Nancy Pelosi défie George Bush

Nancy Pelosi a rencontré le président syrien Bachar al-Assad à Damas ce mercredi 4 avril 2007. 

		(Photo : Reuters)
Nancy Pelosi a rencontré le président syrien Bachar al-Assad à Damas ce mercredi 4 avril 2007.
(Photo : Reuters)
Malgré les critiques de la Maison Blanche, selon laquelle cette démarche ne peut que conforter le régime syrien, boycotté car accusé de soutenir le terrorisme, Nancy Pelosi a rencontré, mercredi à Damas, le président syrien Bachar al-Assad. La présidente démocrate de la Chambre des représentants, qui a estimé sa visite «importante» pour «engager le dialogue», a affirmé avoir remis au président syrien un message du Premier ministre israélien, Ehud Olmert, qu’elle a rencontré le week-end dernier à Jérusalem. Dans le cadre de sa tournée au Proche-Orient, Nancy Pelosi se rend ensuite en Arabie Saoudite, sa dernière étape.

Le président syrien, Bachar al-Assad, a affirmé mercredi, selon l'agence officielle Sana, que la visite à Damas de la présidente démocrate de la Chambre des représentants américains, Nancy Pelosi, envoyait un «message de dialogue et de paix (…) Le dialogue direct est à même d'éclaircir les faits et de traiter les principaux dossiers qui intéresse les deux pays et la sécurité dans la région».

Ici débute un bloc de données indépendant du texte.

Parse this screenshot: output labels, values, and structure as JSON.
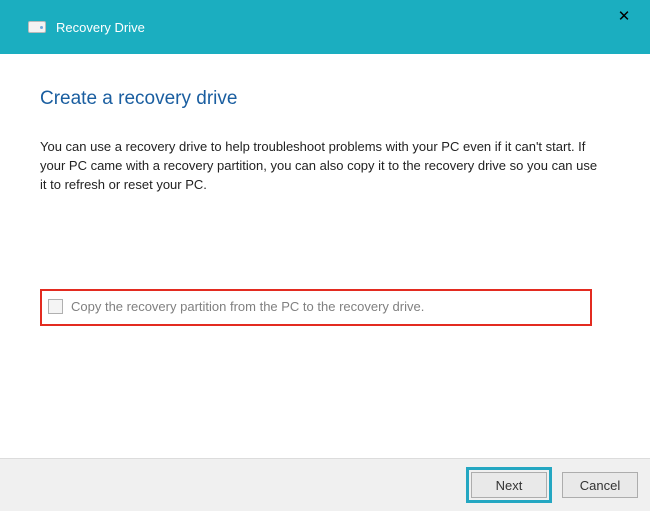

Même si peu de détails ont filtré sur le contenu des entretiens, la responsable américaine devait, selon l’ambassade des Etats-Unis à Damas, discuter avec Bachar al-Assad de «plusieurs questions liées aux relations syro-américaines et régionales». La dirigeante démocrate avait notamment estimé, lundi à Beyrouth, que sa visite en Syrie était «importante» pour «engager le dialogue», notamment à propos de l'Irak et du projet de tribunal international sur l'assassinat de Rafic Hariri. Avant son entrevue avec le leader syrien, Nancy Pelosi a rencontré, séparément, le ministre syrien des Affaires étrangères, Walid Mouallem, et le vice-président, Farouk al-Chareh.

La responsable américaine, qui a entamé sa tournée au Proche-Orient samedi, à Jérusalem, avait annoncé, également, qu’elle transmettrait aux dirigeants syriens les vues d 'Israël sur le conflit israélo-arabe. Elle a affirmé, mercredi, avoir remis au président syrien un message du Premier ministre israélien, Ehud Olmert, faisant part de la volonté de ce dernier d'engager avec la Syrie des négociations de paix. «La paix au Moyen-Orient est hautement prioritaire. J’ai été très heureuse que le président nous ait assuré qu'il était prêt à reprendre le processus de paix. Il est prêt à s'engager dans des négociations de paix avec Israël», a-t-elle assuré. Peu après, à Jérusalem, un responsable gouvernemental israélien a, cependant, tenu à rappeler que la Syrie devait mettre fin à son soutien aux «groupes terroristes» avant toute discussion de paix, allusion au Hezbollah libanais et au Hamas palestinien.

«Des séances photos qu'Assad exploite ensuite»

Même si elle n’en a pas fait expressément mention, Nancy Pelosi a semblé justifier sa visite à Damas par les conclusions de la commission bipartite du Groupe d’études sur l’Irak, présidée par l’ancien secrétaire d’Etat, James Baker. Cette commission, dont les recommandations ont été publiées en décembre dernier, prescrivait, notamment, à l’administration Bush de reprendre des contacts avec Damas.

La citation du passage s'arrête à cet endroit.